Quem esperava que a realização da Copa do Mundo de 2014 e das Olimpíadas em 2016 poderia reverter esse quadro também se frustrou. Conforme o TCU, até agora houve desembolso de apenas 27% dos valores já contratados, que somam R$ 4,8 bilhões. A previsão de investimentos nessa área é de 11,8 bilhões. “Em um determinado momento as autoridades desistiram de fazer os investimentos em mobilidade e só se preocuparam em fazer estádios”, afirma o engenheiro Jaime Waisman, professor da Escola Politécnica da USP. “O que seria o legado desses eventos simplesmente não vai acontecer.”

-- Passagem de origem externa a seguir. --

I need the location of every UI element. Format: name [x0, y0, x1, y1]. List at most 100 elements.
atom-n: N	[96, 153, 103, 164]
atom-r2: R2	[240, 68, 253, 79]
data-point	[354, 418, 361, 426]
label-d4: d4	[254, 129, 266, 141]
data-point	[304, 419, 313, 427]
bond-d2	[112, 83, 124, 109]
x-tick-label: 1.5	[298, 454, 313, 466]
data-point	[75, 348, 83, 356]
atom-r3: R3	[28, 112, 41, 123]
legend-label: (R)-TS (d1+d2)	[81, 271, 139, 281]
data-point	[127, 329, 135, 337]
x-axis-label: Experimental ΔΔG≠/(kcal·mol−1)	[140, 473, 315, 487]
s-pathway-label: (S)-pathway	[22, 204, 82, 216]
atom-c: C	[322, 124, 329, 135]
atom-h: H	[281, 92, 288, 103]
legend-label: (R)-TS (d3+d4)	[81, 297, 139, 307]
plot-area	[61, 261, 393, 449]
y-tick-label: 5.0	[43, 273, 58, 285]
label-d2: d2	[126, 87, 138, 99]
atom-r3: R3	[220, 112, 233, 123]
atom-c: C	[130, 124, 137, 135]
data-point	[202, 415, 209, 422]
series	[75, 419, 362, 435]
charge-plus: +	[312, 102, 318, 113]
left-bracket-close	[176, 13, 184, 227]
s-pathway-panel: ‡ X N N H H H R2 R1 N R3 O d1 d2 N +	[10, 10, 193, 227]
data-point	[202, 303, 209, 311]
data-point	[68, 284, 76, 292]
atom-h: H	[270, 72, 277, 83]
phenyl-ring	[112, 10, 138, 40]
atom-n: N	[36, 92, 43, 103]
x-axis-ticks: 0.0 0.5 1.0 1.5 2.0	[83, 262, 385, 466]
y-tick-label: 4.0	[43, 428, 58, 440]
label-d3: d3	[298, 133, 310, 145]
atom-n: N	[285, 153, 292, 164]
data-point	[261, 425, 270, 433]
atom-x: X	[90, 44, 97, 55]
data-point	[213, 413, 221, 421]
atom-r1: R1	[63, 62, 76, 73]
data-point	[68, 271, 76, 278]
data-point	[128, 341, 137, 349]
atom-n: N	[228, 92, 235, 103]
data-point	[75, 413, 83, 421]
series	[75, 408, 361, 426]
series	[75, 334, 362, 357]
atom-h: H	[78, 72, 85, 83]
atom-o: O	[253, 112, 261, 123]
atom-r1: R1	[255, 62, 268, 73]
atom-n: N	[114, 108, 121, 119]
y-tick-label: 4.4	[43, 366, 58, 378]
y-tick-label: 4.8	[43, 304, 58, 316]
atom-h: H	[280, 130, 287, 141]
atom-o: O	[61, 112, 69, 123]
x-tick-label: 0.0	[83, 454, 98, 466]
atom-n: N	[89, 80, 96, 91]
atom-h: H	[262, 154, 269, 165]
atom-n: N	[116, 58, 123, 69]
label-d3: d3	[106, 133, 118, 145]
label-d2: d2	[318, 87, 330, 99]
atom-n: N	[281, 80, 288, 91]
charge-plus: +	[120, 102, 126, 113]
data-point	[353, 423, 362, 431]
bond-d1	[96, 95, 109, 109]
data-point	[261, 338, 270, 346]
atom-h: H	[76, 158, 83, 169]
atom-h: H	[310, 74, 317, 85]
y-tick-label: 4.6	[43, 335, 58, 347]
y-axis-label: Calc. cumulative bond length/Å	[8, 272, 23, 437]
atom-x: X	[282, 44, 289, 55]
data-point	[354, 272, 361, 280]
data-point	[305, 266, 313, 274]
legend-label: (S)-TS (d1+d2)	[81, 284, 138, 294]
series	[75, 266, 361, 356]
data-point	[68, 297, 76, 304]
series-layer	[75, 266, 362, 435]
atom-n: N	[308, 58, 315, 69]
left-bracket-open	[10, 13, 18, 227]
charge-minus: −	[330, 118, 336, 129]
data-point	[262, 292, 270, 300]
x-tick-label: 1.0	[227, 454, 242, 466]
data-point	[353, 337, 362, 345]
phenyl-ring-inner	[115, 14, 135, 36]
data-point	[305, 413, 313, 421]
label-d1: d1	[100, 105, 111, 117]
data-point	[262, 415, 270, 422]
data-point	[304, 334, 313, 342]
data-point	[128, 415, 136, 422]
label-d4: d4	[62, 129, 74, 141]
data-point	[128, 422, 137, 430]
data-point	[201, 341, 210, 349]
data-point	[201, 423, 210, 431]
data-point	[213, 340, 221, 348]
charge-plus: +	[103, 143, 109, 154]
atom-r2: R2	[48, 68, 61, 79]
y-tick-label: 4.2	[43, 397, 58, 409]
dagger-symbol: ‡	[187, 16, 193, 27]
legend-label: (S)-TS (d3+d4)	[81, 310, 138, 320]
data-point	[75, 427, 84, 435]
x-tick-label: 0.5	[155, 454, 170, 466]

Diante da insatisfação, a presidenta Dilma Rousseff anunciou a criação de um Conselho Nacional de Transporte Público e instou as cidades a fazerem o mesmo – algumas, como São Paulo e Florianópolis já possuem esse órgão. A proposta veio acompanhada de uma promessa: Dilma prometeu disponibilizar R$ 50 bilhões para obras de mobilidade. O esforço do Executivo foi acompanhado pelo Legislativo. A Câmara aprovou na quarta-feira 26 a redução para zero do PIS/Pasep e do COFINS, impostos que incidem sobre o transporte coletivo e podem ajudar na redução das tarifas. A proposta segue para o Senado. Já nas cidades, a preção por mais transparência surtiu efeito imediato. Em São Paulo, o prefeito Fernando Haddad suspendeu a licitação que renovaria por mais 15 anos os contratos das empresas de transporte público da capital. O valor da licitação é de R$ 46 bilhões. Quase ao mesmo tempo, a Câmara de Vereadores aprovou a instalação de uma CPI para investigar o setor – o mesmo aconteceu na cidade do Rio de Janeiro – o que pode ajudar a mapear o encontro entre verbas de campanhas e interesses políticos.
Corrupção
Além da prisão de Natan Donadon, Legislativo e Judiciário tiraram da gaveta medidas que dormitavam há anos. Proposição que transforma a corrupção em crime hediondo também foi aprovada pelo Senado. A Câmara votou o fim do voto secreto para cassação de mantados.